Use this path for impersonated credentials, workload identity, or any other google.auth.credentials.Credentials source.

Environment variables#

Instead of passing parameters explicitly, the underlying google-genai SDK resolves any field left unset from the following environment variables:

Environment variable	Used by	Equivalent parameter	Notes
`GOOGLE_API_KEY`	`GeminiConfig`	`api_key`	Takes precedence over `GEMINI_API_KEY` if both are set.
`GEMINI_API_KEY`	`GeminiConfig`	`api_key`	Developer API key.
`GOOGLE_CLOUD_PROJECT`	`VertexAIConfig`	`project`	GCP project ID.
`GOOGLE_CLOUD_LOCATION`	`VertexAIConfig`	`location`	GCP region (or `global`).
`GOOGLE_APPLICATION_CREDENTIALS`	`VertexAIConfig`	`credentials`	Path to a service-account JSON key file, read via ADC.

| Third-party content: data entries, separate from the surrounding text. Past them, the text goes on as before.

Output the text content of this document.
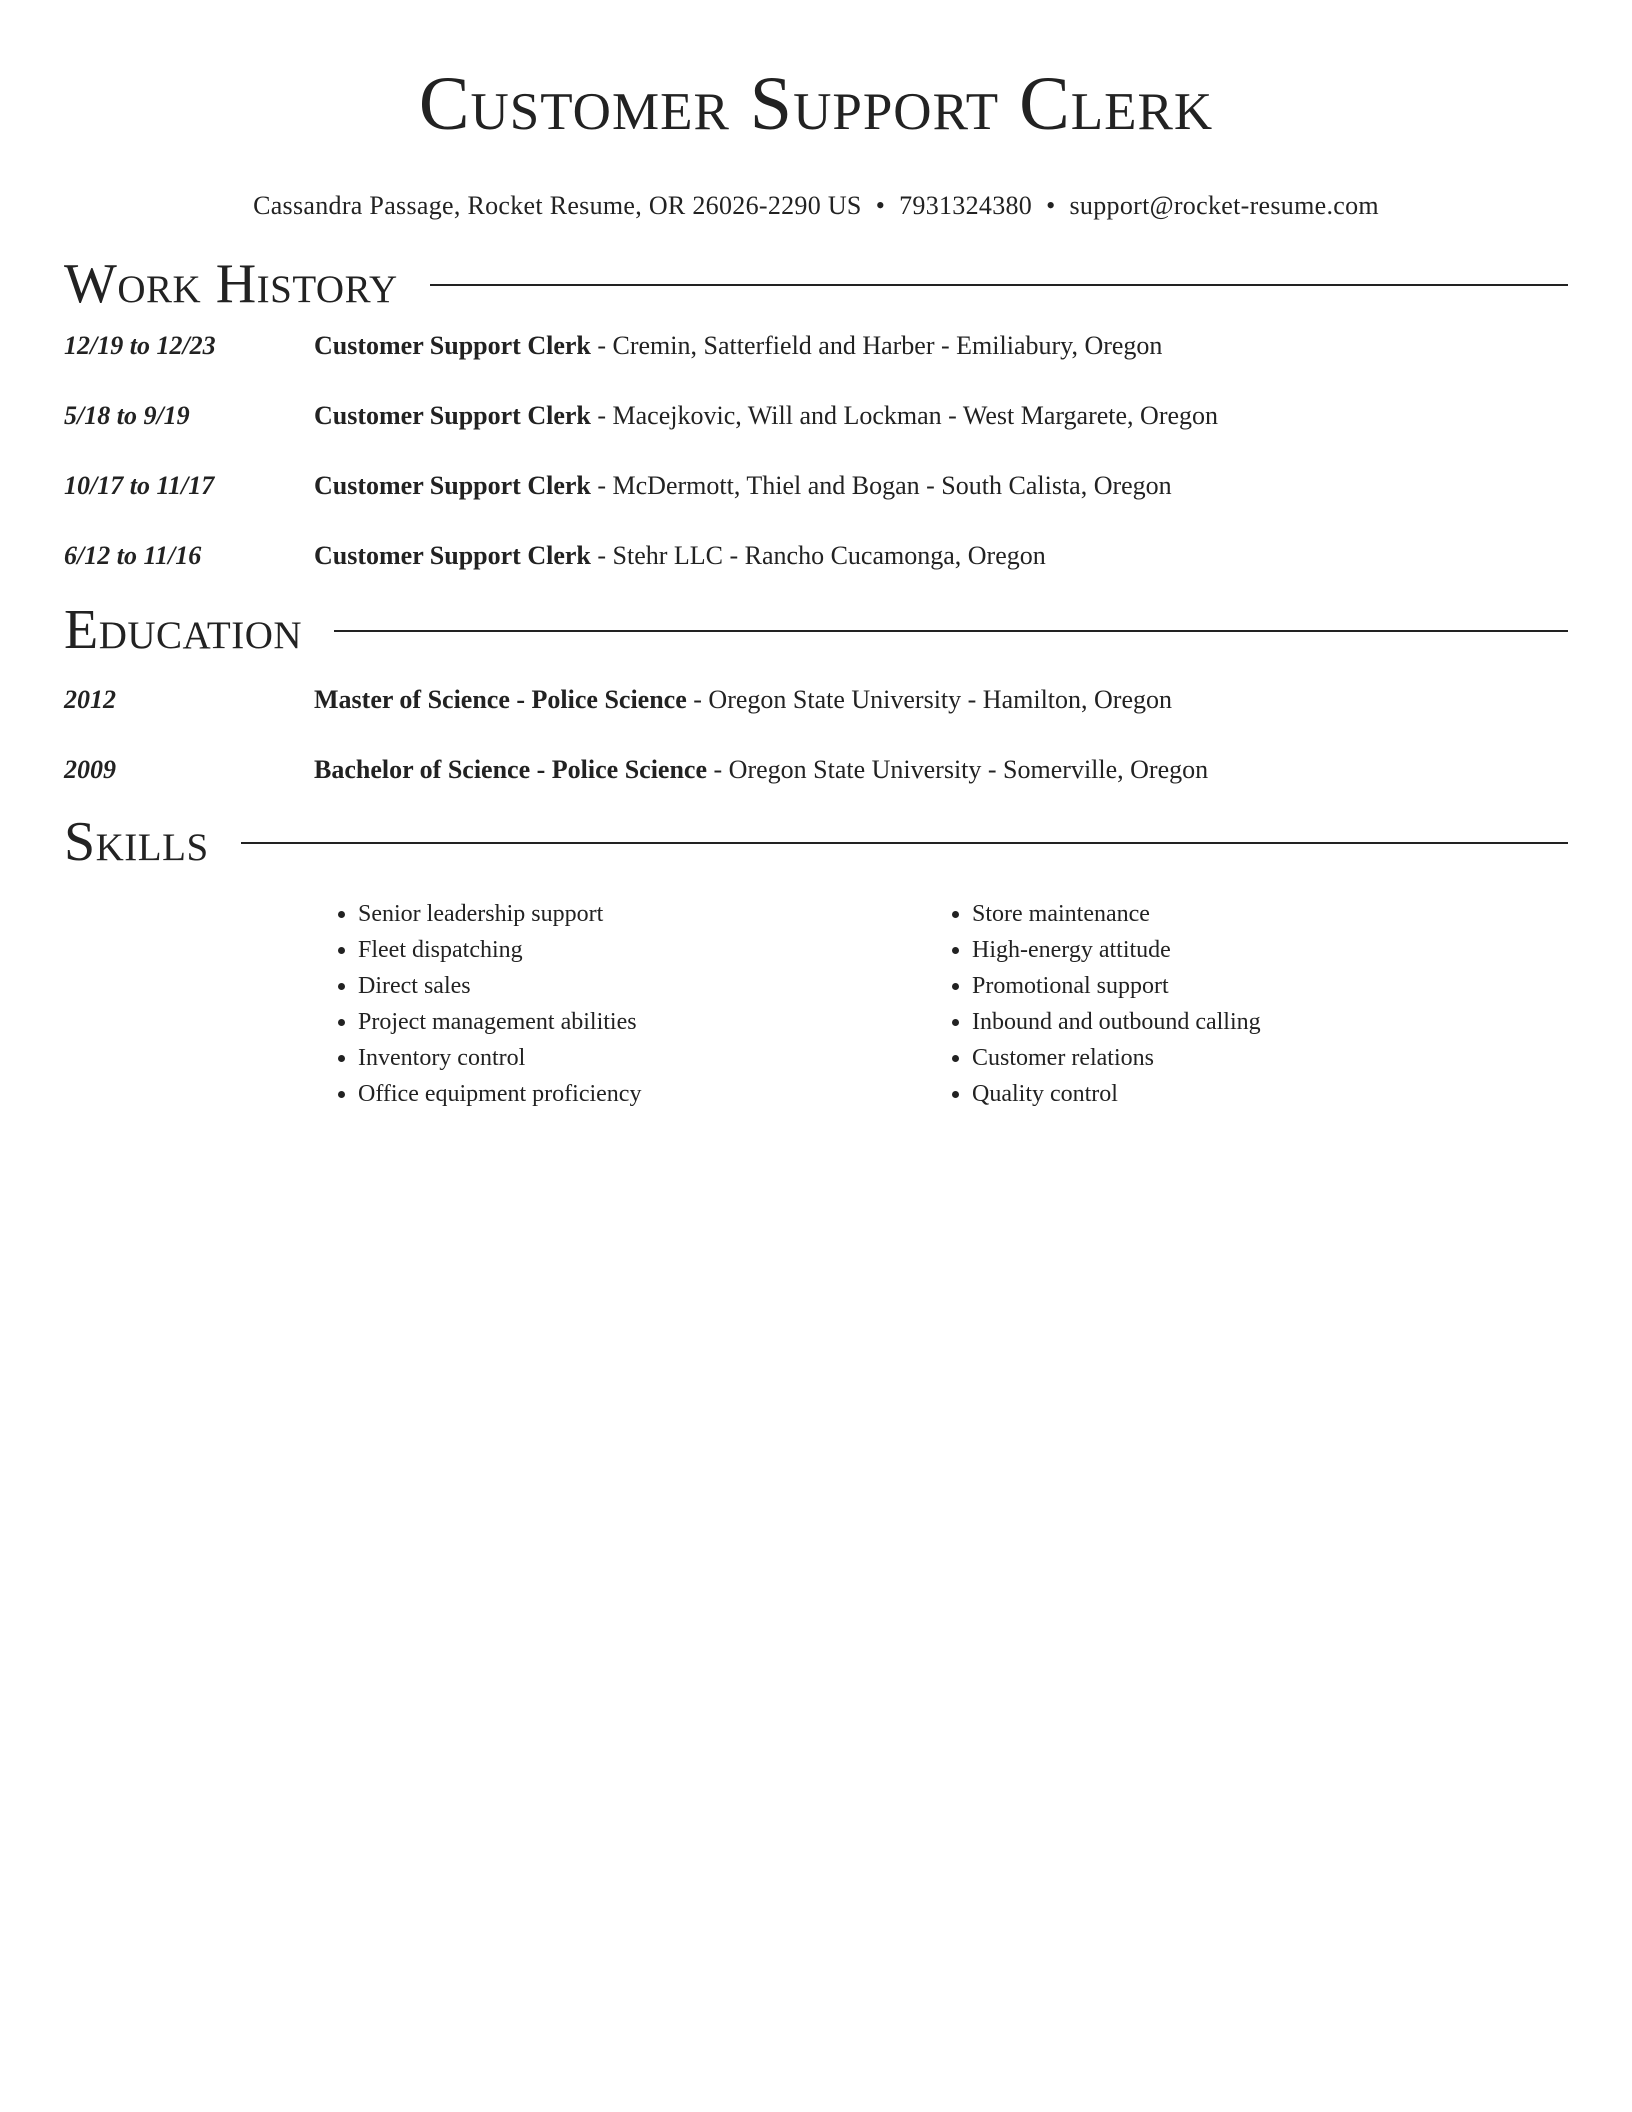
Customer Support Clerk
Cassandra Passage, Rocket Resume, OR 26026-2290 US • 7931324380 • support@rocket-resume.com
Work History
12/19 to 12/23	Customer Support Clerk - Cremin, Satterfield and Harber - Emiliabury, Oregon
5/18 to 9/19	Customer Support Clerk - Macejkovic, Will and Lockman - West Margarete, Oregon
10/17 to 11/17	Customer Support Clerk - McDermott, Thiel and Bogan - South Calista, Oregon
6/12 to 11/16	Customer Support Clerk - Stehr LLC - Rancho Cucamonga, Oregon
Education
2012	Master of Science - Police Science - Oregon State University - Hamilton, Oregon
2009	Bachelor of Science - Police Science - Oregon State University - Somerville, Oregon
Skills
• Senior leadership support
• Fleet dispatching
• Direct sales
• Project management abilities
• Inventory control
• Office equipment proficiency
• Store maintenance
• High-energy attitude
• Promotional support
• Inbound and outbound calling
• Customer relations
• Quality control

With the three Vertex variables set in the environment, configuration collapses to just the model name:

export GOOGLE_CLOUD_PROJECT=my-gcp-project
export GOOGLE_CLOUD_LOCATION=us-central1
export GOOGLE_APPLICATION_CREDENTIALS=/path/to/service-account-key.json

from autogen.beta.config import VertexAIConfig

# All Vertex auth parameters resolved from the environment.
config = VertexAIConfig(model="gemini-3-flash-preview")

Controlling Gemini Thinking#

Gemini 3 Pro models default to dynamic / unbounded thinking, which can cause individual calls to spend a large internal token budget before responding. Both GeminiConfig and VertexAIConfig accept thinking controls that map directly to Google's Thinking API.

Use thinking_level for Gemini 3 models, or thinking_budget for Gemini 2.5 models:

from autogen.beta.config import GeminiConfig, VertexAIConfig

# Gemini 3 — bound thinking with a level
gemini3 = GeminiConfig(
    model="gemini-3-flash-preview",
    thinking_level="low",  # "low" | "medium" | "high"
)

# Gemini 2.5 — bound thinking with an explicit token budget
gemini25 = VertexAIConfig(
    model="gemini-2.5-pro",
    project="my-gcp-project",
    location="us-central1",
    thinking_budget=512,  # 0 disables thinking entirely
)

For full control (e.g. enabling include_thoughts), pass a google.genai.types.ThinkingConfig directly via thinking_config. When set, it takes precedence over the shorthand fields.

The number of thinking tokens consumed is reported on ModelResponse.usage.thinking_tokens and emitted as the gen_ai.usage.thinking_tokens OpenTelemetry attribute by TelemetryMiddleware.

Self-Hosted and OpenAI-Compatible Models (vLLM, LM Studio, etc.)#

If you are using a self-hosted model or an API that is compatible with the OpenAI format (such as vLLM, LM Studio, FastChat, or Together AI), you can use the OpenAIConfig class and specify a custom base_url.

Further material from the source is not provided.